Evaluation and validation of the O-POSSUM score for predicting morbidity and mortality after esophagectomy: a retrospective analysis

Study population and study design

Of 171 patients who underwent Ivor Lewis esophagectomy between 2010 and 2022 at the University Hospital Oldenburg (Klinikum Oldenburg) in the Department of General and Visceral Surgery, 71 were included in this retrospective study after excluding incomplete datasets.

All histological types of esophageal cancer were included in the analysis (squamous cell carcinoma, adenocarcinoma, and undifferentiated carcinoma). Incomplete data such that the O‑POSSUM score could not be generated were excluded. Variables that were collected more than 6 months before the operation were also excluded, as recent values should be used wherever possible.

O-POSSUM score

The O‑POSSUM score is a scoring system used for preoperative risk analysis in esophageal surgery. The score contains physical components and surgical components. The physical variables include age, age group, pre-existing cardiac conditions, and pre-existing respiratory conditions, as well as electrocardiogram (ECG) changes, systolic blood pressure, pulse rate, and the Glasgow Coma Scale. Laboratory values are also included: the hemoglobin value, the number of leukocytes, the urea value, the sodium value, and the potassium value. Operative variables of the score are the surgical procedure, the urgency of the operation (classified as emergency or elective), and malignancy [14, 17].

Statistical analysis

Demographic variables such as gender, age, and tumor histology were collected, along with the surgical procedure, type of surgery, TNM stage, and the Clavien–Dindo grade. The O‑POSSUM score was calculated for the 71 patients included in the study, and mortality probability was determined based on the score using a calculator [17]. The primary endpoint considered was 30-day mortality. Binary logistic regression was used to compare mortality predicted by the O‑POSSUM score with the observed mortality. Goodness of fit was assessed using the Hosmer–Lemeshow test. A receiver operating characteristic curve (ROC curve) was constructed, and the area under the curve (AUC) was determined.

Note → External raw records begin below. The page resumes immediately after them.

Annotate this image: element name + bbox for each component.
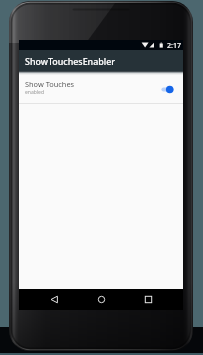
button[interactable]: Show Touches	[19, 75, 183, 103]
button[interactable]: ShowTouchesEnabler	[19, 50, 183, 71]
button[interactable]: Home	[93, 291, 110, 308]
button[interactable]: Back	[46, 291, 63, 308]
button[interactable]: Show touches toggle	[160, 83, 174, 95]
staticText: enabled	[25, 89, 44, 96]
staticText: Show Touches	[25, 79, 75, 89]
staticText: ShowTouchesEnabler	[25, 55, 116, 67]
button[interactable]: Recent apps	[140, 291, 157, 308]
staticText: 2:17	[167, 41, 181, 51]
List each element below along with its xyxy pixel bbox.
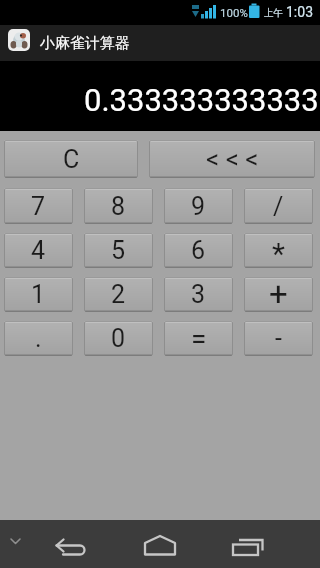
button[interactable]: -: [244, 321, 313, 356]
staticText: 9: [191, 192, 206, 221]
staticText: 100%: [220, 6, 248, 19]
staticText: 3: [191, 280, 206, 309]
staticText: 5: [111, 236, 126, 265]
staticText: 6: [191, 236, 206, 265]
staticText: 2: [111, 280, 126, 309]
button[interactable]: 0: [84, 321, 153, 356]
staticText: 0: [111, 324, 126, 353]
staticText: C: [63, 145, 80, 174]
button[interactable]: [40, 520, 100, 568]
staticText: 1:03: [286, 4, 313, 20]
staticText: 1: [31, 280, 46, 309]
button[interactable]: /: [244, 188, 313, 224]
button[interactable]: +: [244, 277, 313, 312]
button[interactable]: 7: [4, 188, 73, 224]
button[interactable]: 8: [84, 188, 153, 224]
staticText: < < <: [206, 144, 259, 174]
button[interactable]: [130, 520, 190, 568]
button[interactable]: 9: [164, 188, 233, 224]
staticText: 上午: [264, 7, 283, 19]
button[interactable]: 5: [84, 233, 153, 268]
staticText: =: [191, 322, 207, 355]
button[interactable]: C: [4, 140, 138, 178]
button[interactable]: 1: [4, 277, 73, 312]
button[interactable]: < < <: [149, 140, 315, 178]
staticText: .: [35, 324, 42, 353]
staticText: *: [272, 236, 285, 268]
button[interactable]: 6: [164, 233, 233, 268]
staticText: -: [275, 324, 282, 353]
button[interactable]: 2: [84, 277, 153, 312]
staticText: 小麻雀计算器: [40, 34, 130, 53]
staticText: 8: [111, 192, 126, 221]
button[interactable]: 4: [4, 233, 73, 268]
staticText: 4: [31, 236, 46, 265]
button[interactable]: 3: [164, 277, 233, 312]
button[interactable]: *: [244, 233, 313, 268]
button[interactable]: =: [164, 321, 233, 356]
staticText: +: [269, 277, 288, 309]
staticText: 0.333333333333: [84, 82, 319, 118]
button[interactable]: [216, 520, 276, 568]
staticText: /: [273, 192, 284, 221]
button[interactable]: .: [4, 321, 73, 356]
staticText: 7: [31, 192, 46, 221]
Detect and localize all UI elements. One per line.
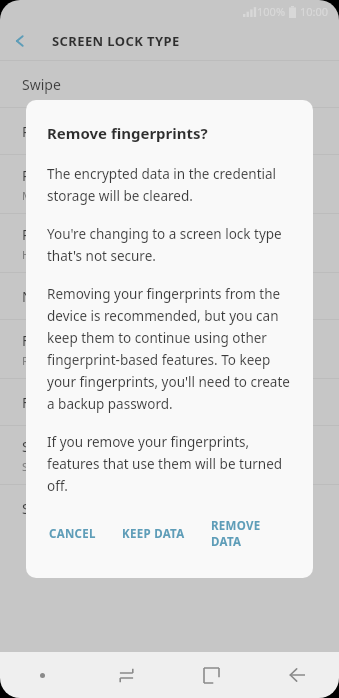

To investigate morbidity, complications were categorized according to the morbidity scale of Dindo and colleagues. Kendall’s tau was employed to assess the relationship between the points allotted by the O‑POSSUM score and the Clavien–Dindo classification. Clavien–Dindo grades were further divided into minor complications (grade I–IIIa) and major complications (grade IIIb-V), with Kendall’s tau used to test for an association between minor and major complications and the O‑POSSUM score [13, 18].

Data were obtained from the clinical database of the University Department of General and Visceral Surgery, Oldenburg Hospital. Approval from the Ethics Committee of the University of Oldenburg was obtained (approval number: AZ 2022-118). Statistical analysis was performed using IBM SPSS Statistics version 29.0 (IBM Corp., Armonk, NY, USA).